F23 (hlxn Mwyb ryuq dn) "recedit messis in die hereditatis sive possessionis"; so some in Vatablus.

Isaiah 17:11 In-Context

9 In that day the cities of his strength shall be as the gleanings which remain on the shoots and on the branches, which were left of the sons of Israel; and there shall be desolation.
10 Because thou hast forgotten the God of thy saving health and hast not been mindful of the Rock of thy strength; therefore thou shalt plant pleasant plants and set it with strange slips:
11 In the day that thou shalt plant them, thou shalt make them to grow and shalt make thy seed to flourish early; but in the day of gathering, the harvest shall flee and shall be desperate sorrow.

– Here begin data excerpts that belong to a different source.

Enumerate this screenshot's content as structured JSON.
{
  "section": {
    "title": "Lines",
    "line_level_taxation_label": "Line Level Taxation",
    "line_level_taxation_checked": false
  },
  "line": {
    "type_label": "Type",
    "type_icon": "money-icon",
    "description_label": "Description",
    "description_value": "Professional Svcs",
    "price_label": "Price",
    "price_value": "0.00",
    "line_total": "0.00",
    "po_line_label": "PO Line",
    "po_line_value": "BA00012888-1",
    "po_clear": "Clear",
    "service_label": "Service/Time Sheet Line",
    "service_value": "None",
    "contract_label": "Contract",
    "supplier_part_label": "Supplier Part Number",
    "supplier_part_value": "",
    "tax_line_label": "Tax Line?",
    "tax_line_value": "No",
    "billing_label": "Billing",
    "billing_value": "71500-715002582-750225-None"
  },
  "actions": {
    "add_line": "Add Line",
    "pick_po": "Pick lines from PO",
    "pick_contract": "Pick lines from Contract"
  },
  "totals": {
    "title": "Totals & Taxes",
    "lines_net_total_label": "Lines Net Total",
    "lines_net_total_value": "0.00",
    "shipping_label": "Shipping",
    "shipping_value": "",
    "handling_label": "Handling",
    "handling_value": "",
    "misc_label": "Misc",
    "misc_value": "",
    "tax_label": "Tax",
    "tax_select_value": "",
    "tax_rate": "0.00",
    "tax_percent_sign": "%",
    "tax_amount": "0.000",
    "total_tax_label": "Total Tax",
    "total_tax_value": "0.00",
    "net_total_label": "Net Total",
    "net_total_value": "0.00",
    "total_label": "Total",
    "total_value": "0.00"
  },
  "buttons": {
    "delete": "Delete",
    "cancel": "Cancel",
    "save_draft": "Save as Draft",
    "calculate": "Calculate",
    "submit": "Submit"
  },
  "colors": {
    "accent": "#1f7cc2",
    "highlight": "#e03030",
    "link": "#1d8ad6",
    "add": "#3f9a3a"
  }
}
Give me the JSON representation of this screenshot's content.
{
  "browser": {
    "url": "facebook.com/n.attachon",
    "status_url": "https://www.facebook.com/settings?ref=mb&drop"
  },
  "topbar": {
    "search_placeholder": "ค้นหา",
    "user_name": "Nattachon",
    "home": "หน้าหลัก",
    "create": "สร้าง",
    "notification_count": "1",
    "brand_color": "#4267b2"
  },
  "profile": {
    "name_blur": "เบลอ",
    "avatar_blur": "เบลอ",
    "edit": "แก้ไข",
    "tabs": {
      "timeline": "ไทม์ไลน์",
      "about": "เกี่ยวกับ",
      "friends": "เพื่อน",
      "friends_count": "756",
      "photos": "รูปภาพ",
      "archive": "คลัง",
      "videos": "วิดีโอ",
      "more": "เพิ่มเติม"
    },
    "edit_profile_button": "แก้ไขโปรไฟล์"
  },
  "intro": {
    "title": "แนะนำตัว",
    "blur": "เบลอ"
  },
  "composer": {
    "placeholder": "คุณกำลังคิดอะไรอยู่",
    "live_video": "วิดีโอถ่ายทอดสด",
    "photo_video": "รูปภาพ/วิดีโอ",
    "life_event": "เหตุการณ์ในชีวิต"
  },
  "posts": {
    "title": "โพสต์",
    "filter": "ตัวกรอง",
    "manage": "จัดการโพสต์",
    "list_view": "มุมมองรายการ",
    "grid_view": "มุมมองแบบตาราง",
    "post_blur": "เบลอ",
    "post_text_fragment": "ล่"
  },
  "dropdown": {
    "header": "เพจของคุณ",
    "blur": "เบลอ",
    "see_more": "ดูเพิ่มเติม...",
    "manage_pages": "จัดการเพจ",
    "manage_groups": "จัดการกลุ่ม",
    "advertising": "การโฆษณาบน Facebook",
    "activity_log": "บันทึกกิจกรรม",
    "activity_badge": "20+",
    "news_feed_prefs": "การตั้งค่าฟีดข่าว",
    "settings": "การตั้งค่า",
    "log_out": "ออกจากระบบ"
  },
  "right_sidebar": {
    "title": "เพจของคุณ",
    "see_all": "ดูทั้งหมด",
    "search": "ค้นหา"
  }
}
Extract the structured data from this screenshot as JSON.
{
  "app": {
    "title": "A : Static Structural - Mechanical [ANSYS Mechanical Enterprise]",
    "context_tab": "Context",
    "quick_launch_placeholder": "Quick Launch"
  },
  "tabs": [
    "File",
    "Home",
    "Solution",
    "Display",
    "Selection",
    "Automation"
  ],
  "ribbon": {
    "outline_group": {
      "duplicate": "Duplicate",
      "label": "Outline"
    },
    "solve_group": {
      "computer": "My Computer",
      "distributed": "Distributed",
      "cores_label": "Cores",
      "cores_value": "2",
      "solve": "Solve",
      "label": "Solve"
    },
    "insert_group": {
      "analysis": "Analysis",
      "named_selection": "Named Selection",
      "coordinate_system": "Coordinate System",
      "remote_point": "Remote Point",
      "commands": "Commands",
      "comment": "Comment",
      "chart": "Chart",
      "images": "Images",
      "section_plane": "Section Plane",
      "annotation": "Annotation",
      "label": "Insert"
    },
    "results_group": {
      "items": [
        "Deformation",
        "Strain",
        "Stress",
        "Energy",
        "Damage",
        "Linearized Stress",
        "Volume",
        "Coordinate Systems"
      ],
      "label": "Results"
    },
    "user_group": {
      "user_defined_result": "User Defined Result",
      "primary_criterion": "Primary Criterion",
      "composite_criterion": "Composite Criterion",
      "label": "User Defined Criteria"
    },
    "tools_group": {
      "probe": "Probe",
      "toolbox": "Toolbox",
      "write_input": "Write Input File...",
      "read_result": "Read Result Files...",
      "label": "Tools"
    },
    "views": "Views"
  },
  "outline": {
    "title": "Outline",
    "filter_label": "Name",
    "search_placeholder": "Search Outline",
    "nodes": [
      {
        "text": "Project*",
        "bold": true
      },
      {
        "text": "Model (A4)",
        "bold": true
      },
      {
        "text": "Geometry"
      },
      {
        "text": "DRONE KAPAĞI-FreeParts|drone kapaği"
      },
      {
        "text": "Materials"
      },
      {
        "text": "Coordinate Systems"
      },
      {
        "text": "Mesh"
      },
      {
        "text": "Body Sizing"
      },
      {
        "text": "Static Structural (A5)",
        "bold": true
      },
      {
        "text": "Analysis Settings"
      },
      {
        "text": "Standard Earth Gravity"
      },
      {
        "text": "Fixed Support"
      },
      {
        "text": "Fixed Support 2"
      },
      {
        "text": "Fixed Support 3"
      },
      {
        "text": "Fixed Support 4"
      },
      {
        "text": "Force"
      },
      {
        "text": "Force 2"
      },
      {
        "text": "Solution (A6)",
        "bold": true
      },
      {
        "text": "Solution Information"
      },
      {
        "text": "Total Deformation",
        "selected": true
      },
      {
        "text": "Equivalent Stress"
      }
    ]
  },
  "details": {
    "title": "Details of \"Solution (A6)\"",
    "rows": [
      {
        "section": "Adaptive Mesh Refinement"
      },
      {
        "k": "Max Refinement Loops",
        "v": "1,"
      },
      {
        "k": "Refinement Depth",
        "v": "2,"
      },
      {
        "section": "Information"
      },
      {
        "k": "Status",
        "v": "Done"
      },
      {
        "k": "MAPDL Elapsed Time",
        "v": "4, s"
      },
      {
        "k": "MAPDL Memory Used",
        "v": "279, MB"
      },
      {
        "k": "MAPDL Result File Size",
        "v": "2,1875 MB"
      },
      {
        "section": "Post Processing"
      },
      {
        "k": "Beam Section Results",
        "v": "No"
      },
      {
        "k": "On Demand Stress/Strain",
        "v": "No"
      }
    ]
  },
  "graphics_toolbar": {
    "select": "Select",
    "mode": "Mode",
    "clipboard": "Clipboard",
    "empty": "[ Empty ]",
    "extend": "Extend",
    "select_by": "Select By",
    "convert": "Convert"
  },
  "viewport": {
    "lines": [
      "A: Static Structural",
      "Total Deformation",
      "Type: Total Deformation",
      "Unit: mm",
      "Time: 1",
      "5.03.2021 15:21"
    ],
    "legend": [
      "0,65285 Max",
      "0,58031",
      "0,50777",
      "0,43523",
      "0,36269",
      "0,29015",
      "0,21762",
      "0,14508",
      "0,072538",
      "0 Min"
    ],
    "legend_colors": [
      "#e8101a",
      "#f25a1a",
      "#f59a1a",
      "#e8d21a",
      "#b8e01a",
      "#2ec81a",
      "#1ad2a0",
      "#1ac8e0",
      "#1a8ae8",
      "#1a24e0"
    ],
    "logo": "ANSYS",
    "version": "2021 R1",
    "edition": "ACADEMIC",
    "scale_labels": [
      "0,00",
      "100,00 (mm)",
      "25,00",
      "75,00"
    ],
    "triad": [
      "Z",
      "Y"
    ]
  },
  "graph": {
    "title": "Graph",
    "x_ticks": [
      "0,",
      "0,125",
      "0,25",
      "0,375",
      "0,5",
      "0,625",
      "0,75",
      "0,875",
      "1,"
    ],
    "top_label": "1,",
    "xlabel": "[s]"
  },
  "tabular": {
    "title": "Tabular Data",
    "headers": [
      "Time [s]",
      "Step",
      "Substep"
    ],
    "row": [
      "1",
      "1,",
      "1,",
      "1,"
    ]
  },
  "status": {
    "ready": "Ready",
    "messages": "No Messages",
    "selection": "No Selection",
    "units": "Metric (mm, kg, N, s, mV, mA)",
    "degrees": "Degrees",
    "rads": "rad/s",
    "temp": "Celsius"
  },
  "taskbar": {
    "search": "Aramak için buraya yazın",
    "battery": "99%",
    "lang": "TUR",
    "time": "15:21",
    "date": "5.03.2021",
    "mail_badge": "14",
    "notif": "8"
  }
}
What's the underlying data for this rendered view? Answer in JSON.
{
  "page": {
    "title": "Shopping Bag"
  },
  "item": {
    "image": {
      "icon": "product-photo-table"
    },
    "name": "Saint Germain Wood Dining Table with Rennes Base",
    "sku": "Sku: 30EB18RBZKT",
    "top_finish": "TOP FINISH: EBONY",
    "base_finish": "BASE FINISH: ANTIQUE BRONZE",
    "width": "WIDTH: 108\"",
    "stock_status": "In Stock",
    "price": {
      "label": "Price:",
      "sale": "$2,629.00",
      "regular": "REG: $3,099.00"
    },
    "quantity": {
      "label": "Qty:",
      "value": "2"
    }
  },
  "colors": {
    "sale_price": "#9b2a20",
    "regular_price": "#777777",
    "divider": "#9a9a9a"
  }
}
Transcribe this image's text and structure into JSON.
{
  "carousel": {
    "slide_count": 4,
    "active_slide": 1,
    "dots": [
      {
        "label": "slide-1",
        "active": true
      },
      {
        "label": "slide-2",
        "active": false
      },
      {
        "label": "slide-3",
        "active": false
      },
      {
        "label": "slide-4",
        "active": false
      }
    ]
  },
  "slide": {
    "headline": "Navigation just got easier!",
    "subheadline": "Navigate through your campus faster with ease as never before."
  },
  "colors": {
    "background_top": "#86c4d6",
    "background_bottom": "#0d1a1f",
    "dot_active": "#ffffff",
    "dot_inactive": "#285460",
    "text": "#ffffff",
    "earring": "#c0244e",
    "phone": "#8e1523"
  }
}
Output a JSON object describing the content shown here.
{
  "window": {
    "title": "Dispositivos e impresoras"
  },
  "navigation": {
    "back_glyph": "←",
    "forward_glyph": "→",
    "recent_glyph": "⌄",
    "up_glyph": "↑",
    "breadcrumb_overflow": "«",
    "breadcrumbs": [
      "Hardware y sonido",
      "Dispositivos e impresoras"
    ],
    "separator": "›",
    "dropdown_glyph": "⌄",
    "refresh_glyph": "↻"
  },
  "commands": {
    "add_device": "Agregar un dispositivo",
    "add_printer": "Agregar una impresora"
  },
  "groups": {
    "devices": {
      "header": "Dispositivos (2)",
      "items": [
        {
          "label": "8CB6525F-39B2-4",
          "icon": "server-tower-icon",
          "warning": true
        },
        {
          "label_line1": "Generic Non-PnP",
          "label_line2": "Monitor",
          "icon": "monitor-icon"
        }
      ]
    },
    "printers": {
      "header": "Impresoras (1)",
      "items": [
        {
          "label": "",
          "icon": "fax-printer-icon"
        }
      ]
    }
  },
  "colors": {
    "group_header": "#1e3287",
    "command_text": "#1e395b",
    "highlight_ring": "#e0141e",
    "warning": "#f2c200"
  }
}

12 Woe to the multitude of many peoples, which shall make a noise like the noise of the sea; and the rushing of nations, that make an uprising like the rushing of mighty waters!
13 The peoples shall make noise like the rushing of great waters, but God shall reprehend them, and they shall flee far off and shall be chased as the chaff of the mountains before the wind and like the tumbleweed before the whirlwind.